Chapitre 1 Cora
Je plongeai la main dans ma délicate boîte en paille. Sa surface était ornée de broderies complexes qui brillaient doucement sous la lumière. Mes doigts effleurèrent mon livre de contes, rempli de princesses, de dragons et de contrées lointaines... Puis je touchai avec précaution les rubans bien rangés, dont la soie était fraîche et lisse contre ma peau. Chaque ruban était un trésor, une cascade de couleurs vives et de motifs raffinés. Ils étaient pliés soigneusement, comme de petits murmures de beauté qui n'attendaient qu'à être tressés. L'odeur des sachets de lavande flottait dans l'air, se mêlant au doux froissement du tissu pendant que je cherchais le ruban idéal. Je fis glisser mes doigts sur ces longueurs délicates et colorées. Chaque ruban était un petit morceau de magie dans mon monde autrement bien terne. Il y avait des roses vaporeux comme les lueurs d'une aube naissante. Des bleus chatoyants, aussi profonds et infinis que l'océan. Des blancs crème ayant l'éclat subtil du lait frais. Sous mes doigts, ils semblaient luxueux. C'était un trésor qui me donnait l'impression, l'espace d'un instant, de pouvoir apporter une touche de beauté à ma vie.
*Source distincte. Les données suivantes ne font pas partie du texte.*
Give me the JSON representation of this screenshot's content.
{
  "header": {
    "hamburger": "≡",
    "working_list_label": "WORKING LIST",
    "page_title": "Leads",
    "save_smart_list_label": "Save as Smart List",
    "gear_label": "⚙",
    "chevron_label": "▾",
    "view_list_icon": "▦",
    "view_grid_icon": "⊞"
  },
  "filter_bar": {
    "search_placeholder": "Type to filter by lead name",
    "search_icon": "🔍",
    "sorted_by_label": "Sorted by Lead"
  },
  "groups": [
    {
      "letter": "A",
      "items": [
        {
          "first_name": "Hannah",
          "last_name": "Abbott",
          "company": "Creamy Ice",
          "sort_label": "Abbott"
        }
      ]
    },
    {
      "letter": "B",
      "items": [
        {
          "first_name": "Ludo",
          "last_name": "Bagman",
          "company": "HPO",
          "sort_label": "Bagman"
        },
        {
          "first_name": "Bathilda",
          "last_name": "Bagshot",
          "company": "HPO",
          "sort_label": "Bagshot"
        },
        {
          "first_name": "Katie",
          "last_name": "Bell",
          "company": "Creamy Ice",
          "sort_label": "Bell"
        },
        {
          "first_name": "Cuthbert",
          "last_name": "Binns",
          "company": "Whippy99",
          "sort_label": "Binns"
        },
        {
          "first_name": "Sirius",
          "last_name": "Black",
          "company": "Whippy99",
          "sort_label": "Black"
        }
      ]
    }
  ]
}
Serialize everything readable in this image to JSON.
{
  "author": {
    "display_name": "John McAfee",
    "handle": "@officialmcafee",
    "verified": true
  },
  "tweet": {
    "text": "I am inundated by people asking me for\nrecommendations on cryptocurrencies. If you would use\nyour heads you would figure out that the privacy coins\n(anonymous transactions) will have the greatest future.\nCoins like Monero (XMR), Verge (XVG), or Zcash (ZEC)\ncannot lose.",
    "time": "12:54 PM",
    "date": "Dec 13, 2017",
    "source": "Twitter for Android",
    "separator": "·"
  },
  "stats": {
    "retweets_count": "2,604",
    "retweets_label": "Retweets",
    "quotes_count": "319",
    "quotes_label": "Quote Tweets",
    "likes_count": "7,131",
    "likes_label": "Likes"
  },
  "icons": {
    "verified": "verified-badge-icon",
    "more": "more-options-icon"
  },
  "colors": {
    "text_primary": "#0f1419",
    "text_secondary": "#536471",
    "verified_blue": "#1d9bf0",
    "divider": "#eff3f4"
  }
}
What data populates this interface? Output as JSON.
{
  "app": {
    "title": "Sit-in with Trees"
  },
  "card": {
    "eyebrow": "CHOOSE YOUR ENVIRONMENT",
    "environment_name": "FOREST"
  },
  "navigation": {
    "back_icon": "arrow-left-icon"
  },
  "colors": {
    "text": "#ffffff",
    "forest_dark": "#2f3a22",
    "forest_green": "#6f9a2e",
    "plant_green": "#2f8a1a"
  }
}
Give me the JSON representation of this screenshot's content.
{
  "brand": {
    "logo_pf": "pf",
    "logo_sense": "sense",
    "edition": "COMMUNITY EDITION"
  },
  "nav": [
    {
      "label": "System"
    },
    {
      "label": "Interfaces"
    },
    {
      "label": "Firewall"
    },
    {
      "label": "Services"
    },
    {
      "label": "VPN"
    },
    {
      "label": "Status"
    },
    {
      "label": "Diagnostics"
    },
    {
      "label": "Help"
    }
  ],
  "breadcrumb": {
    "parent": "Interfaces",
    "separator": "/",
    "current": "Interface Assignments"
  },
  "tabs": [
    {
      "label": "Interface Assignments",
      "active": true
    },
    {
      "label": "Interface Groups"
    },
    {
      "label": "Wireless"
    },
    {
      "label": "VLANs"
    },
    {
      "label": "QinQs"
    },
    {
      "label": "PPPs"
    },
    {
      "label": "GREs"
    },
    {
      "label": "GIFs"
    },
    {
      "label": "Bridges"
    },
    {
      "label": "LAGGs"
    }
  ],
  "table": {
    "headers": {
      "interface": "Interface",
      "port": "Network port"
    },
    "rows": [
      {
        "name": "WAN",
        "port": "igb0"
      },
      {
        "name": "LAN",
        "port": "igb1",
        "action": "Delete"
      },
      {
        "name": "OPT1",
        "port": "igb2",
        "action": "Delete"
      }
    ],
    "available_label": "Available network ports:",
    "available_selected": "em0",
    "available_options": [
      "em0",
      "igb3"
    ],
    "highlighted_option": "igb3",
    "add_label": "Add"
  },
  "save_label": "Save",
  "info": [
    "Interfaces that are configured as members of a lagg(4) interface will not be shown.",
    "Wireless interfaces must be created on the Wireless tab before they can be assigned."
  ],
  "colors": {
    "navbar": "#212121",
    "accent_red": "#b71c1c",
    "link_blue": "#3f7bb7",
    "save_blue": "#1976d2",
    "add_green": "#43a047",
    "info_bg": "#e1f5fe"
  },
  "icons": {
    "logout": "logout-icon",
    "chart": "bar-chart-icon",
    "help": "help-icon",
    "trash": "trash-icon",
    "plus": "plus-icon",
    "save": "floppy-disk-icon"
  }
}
Je choisis un ruban bleu. Sa couleur était si vibrante qu'on aurait dit un morceau d'océan. En le levant vers la lumière, il brilla comme des vagues sous le soleil du matin. Je l'enroulai soigneusement autour des tiges des tournesols que je tenais. Les pétales dorés captaient la lumière et la reflétaient sur ma peau, la peignant d'une légère lueur jaune. Ces fleurs étaient magnifiques. Elles étaient éclatantes et joyeuses, et leurs tiges d'un vert tendre étaient lisses sous mes doigts.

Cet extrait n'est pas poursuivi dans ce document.